My questions are technical:

*

*Is $t$ = $\sum t_i (t_i -1) / 2$? I don't understand Wikipedia's definition of $t_i$ (or $u_i$).

*Are the two denominators mathematically equivalent? In other words, are the two equations the same?

 A: *

*No. In general, they are different. $t_1$,..., are the number of X values tied for each value where there are ties.  The sum is the number of pairs where the X value is tied.  The $t$ in the NIST definition is the number of pairs tied in X only.  In a special case (i.e. no pairs tied in both X and Y), they are the same.
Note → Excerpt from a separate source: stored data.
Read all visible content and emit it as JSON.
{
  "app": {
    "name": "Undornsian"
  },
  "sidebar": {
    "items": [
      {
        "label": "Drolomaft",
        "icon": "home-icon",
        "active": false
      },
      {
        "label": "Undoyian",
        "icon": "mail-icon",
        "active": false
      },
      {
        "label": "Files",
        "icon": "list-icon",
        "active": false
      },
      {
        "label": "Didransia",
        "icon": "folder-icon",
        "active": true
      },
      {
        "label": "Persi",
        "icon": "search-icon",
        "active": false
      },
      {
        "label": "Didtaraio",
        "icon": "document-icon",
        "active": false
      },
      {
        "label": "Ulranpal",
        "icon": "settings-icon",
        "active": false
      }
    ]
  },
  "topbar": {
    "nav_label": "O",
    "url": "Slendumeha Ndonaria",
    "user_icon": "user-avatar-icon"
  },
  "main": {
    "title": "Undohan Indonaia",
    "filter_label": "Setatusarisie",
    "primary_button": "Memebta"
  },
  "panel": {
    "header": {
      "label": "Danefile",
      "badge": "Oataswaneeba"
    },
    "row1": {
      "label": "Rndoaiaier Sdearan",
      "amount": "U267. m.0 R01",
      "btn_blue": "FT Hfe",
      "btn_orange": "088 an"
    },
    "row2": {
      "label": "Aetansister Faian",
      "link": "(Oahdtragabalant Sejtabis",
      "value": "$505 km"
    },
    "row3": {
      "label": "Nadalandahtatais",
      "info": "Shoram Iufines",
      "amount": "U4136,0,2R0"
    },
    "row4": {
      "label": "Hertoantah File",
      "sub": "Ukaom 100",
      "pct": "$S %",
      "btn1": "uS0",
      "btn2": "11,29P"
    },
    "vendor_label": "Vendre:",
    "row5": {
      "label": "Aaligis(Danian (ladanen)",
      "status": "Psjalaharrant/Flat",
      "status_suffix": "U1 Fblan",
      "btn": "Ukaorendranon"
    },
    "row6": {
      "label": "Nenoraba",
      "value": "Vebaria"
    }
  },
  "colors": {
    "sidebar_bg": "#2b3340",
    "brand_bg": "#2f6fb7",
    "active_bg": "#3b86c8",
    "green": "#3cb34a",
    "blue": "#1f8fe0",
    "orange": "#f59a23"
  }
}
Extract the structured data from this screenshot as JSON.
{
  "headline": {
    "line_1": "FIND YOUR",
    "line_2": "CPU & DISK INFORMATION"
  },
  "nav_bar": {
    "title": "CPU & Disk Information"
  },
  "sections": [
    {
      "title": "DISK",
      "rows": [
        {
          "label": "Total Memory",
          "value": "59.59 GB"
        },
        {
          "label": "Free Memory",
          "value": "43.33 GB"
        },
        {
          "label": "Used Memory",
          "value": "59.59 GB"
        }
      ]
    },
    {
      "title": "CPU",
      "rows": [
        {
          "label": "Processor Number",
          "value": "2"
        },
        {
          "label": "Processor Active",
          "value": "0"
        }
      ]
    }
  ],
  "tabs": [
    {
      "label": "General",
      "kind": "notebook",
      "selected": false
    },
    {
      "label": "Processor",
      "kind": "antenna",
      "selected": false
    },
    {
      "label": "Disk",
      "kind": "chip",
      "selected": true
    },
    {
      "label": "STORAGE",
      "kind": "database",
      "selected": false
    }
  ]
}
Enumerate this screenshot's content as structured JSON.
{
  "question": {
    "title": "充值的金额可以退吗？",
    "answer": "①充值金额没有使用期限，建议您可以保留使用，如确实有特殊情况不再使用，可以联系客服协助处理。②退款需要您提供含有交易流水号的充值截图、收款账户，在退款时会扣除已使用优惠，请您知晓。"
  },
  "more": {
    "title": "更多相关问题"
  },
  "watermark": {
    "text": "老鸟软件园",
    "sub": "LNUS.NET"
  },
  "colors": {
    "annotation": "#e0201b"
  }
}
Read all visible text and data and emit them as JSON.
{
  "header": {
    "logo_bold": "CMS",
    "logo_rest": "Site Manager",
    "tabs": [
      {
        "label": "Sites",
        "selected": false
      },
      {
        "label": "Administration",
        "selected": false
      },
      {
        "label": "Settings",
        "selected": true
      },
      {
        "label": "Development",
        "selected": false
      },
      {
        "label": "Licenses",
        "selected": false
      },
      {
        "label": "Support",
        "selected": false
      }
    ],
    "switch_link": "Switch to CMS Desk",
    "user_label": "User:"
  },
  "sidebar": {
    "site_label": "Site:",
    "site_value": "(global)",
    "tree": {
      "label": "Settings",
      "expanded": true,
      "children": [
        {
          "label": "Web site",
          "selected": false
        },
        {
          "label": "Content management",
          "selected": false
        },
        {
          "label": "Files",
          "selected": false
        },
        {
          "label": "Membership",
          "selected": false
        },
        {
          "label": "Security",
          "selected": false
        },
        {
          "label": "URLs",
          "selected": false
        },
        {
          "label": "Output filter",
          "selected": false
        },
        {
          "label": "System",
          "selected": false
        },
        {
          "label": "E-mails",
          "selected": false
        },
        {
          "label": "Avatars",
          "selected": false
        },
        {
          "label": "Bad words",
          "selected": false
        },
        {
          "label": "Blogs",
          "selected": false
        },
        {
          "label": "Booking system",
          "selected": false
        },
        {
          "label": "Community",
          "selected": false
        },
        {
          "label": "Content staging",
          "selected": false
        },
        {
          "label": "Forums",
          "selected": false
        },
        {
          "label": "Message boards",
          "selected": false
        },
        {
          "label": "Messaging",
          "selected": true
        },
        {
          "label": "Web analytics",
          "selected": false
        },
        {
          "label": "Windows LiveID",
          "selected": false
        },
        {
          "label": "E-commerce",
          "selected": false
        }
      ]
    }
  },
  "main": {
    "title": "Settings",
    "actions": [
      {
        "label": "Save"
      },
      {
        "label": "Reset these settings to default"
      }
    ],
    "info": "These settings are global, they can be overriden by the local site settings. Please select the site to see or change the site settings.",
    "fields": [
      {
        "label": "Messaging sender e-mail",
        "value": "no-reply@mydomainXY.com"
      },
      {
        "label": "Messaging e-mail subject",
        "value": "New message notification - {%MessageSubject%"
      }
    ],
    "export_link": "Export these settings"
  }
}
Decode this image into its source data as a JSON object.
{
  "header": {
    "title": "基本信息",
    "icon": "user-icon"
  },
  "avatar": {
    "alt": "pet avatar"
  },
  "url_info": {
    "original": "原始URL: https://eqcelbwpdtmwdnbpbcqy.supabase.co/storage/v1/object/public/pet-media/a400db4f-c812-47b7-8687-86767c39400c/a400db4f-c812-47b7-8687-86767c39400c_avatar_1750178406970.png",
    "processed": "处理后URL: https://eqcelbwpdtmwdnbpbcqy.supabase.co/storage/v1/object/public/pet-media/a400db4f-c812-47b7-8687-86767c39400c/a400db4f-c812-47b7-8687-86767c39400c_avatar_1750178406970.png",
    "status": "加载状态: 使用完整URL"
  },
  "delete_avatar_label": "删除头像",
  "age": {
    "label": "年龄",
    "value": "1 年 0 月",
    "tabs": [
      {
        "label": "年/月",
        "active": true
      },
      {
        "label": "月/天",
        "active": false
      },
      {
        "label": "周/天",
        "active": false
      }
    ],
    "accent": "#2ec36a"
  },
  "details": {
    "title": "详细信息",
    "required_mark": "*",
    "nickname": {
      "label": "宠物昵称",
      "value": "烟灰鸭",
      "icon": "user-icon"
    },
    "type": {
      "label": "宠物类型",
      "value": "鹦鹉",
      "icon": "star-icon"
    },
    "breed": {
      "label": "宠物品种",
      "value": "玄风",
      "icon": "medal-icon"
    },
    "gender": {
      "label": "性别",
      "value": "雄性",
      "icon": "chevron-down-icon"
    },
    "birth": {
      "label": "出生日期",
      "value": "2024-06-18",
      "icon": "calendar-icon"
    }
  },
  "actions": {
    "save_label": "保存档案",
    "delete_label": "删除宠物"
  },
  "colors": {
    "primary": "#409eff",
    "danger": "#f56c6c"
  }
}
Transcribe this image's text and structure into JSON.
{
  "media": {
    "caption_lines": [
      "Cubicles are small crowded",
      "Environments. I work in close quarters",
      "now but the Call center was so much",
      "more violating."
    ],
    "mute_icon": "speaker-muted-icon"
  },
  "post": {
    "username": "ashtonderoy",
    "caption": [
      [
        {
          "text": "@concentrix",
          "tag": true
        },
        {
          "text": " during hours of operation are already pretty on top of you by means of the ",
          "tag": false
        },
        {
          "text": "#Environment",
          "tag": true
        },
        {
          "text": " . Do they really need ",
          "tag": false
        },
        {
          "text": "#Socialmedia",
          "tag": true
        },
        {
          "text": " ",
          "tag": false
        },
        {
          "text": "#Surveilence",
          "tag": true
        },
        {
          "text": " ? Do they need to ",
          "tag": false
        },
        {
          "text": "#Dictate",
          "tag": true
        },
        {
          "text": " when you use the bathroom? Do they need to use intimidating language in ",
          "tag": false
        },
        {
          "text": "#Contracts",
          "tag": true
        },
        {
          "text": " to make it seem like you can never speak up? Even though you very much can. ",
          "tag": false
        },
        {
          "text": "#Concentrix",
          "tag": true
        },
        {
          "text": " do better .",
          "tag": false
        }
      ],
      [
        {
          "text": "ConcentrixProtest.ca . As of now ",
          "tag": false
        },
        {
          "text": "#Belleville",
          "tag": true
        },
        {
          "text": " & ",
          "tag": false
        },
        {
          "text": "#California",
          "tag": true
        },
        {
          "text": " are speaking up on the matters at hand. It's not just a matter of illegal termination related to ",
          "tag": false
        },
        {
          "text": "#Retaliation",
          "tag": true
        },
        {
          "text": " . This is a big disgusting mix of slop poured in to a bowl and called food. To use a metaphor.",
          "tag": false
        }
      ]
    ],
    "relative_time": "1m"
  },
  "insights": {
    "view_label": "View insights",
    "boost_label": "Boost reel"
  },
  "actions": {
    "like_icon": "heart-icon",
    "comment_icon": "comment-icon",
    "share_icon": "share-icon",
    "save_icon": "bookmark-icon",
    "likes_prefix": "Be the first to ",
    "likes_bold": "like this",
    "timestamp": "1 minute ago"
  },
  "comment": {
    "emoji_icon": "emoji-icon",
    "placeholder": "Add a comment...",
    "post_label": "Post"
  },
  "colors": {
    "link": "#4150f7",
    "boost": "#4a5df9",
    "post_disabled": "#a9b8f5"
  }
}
*The denominators are the same.

From Agresti's Analysis of Ordinal Categorical Data, Section 7.1.3
$$\frac{n(n-1)}2=n_c+n_d+T_X+T_Y-T_{XY}$$
where $T_X$ is the number of pairs tied on the X variable, $T_Y$ is the number of pairs tied on the Y variable, $T_{XY}$ is the number of pairs where both are tied, $n$, $n_c$, $n_d$ defined as in the question.
This equation comes from the fact that each pair is either counted among the concordant, discordant, or among one or both of the tied pairs. $T_{XY}$ needs to be subtracted because those pairs with both values tied are counted twice (once in $T_X$ and once in $T_Y$).
Note that $T_X-T_{XY}$ is the number of pairs tied on the X variable only.
Thus,
$$\frac{n(n-1)}2-T_Y=n_c+n_d+\text{number of pairs tied on X only}$$
Similarly,
$$\frac{n(n-1)}2-T_X=n_c+n_d+\text{number of pairs tied on Y only}$$
The left hand side is what you see in the Wikipedia definition. The right hand side is what you see in the NIST definition. On the NIST webpage, they define what you call $t$ as "the number of pairs tied for the first response variable only". Similarly, $u$ is the number of pairs tied in the second variable only.